To allow robots of the future to handle delicate objects, researchers have designed artificial skin that can detect touches 1,000 times faster than humans.
While many robots of today are adept at picking up heavy boxes in a large warehouse, scientists are working towards machines that can handle everyday objects not only as good as humans, but better.
Two researchers from the National University of Singapore (NUS) and members of the Intel Neuromorphic Research Community (INRC) have revealed an artificial skin that can detect touch more than 1,000 times faster than the human sensory nervous system and identify the shape, texture and hardness of objects 10 times faster than the blink of an eye.

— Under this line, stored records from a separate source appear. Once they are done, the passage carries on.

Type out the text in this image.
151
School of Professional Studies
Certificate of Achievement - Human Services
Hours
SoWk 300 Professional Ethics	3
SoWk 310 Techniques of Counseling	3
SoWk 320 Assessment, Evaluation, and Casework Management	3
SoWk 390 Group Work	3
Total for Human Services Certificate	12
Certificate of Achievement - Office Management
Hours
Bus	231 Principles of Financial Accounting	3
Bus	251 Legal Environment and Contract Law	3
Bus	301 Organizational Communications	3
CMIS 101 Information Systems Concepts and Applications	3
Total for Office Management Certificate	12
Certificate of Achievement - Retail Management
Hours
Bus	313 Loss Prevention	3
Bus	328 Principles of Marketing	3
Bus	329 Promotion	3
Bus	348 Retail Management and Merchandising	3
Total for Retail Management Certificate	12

The artificial skin could be applied to robots working in factories and warehouses to give them greater tactile sensing to identify and grip unfamiliar objects with the right amount of pressure to prevent slipping.
Solving half the puzzle
The researchers see that the ability to feel and perceive surrounds could also pave the way towards more human-robotic interactions, such as in elderly care homes or with surgical tasks in medicine that can’t be achieved with today’s robots.
The artificial skin’s ability to process sensory data is down to Intel’s Loihi neuromorphic research chip. In their initial experiment, the researchers used a robotic hand fitted with the artificial skin to read braille.
The tactile data was passed to Loihi through the cloud to convert the micro bumps felt by the hand into a semantic meaning. Intel’s chip achieved more than 92pc accuracy in classifying the braille letters, while using 20 times less power than a standard Von Neumann processor.
“Making an ultra-fast artificial skin sensor solves about half the puzzle of making robots smarter,” said assistant professor Benjamin Tee from the NUS Department of Materials Science and Engineering.
“They also need an artificial brain that can ultimately achieve perception and learning as another critical piece in the puzzle. Our unique demonstration of an AI skin system with neuromorphic chips such as the Intel Loihi provides a major step forward towards power efficiency and scalability.”
Promise of neuromorphic systems
Following initial testing, the NUS researchers attempted to improve robotic perception capabilities by combining both vision and touch data in a spiking neural network. To do this, they tasked a robot to classify various opaque containers holding differing amounts of liquid using sensory inputs from the artificial skin and an event-based camera.
The results of these tests, presented at the Robotics: Science and Systems conference this week, showed that the combination of event-based vision and touch using a spiking neural network led to 10pc greater accuracy in object classification compared to a vision-only system.
Harold Soh, also of NUS, said the team was “excited” by the results. “They show that a neuromorphic system is a promising piece of the puzzle for combining multiple sensors to improve robot perception,” he said.
“It’s a step toward building power-efficient and trustworthy robots that can respond quickly and appropriately in unexpected situations.”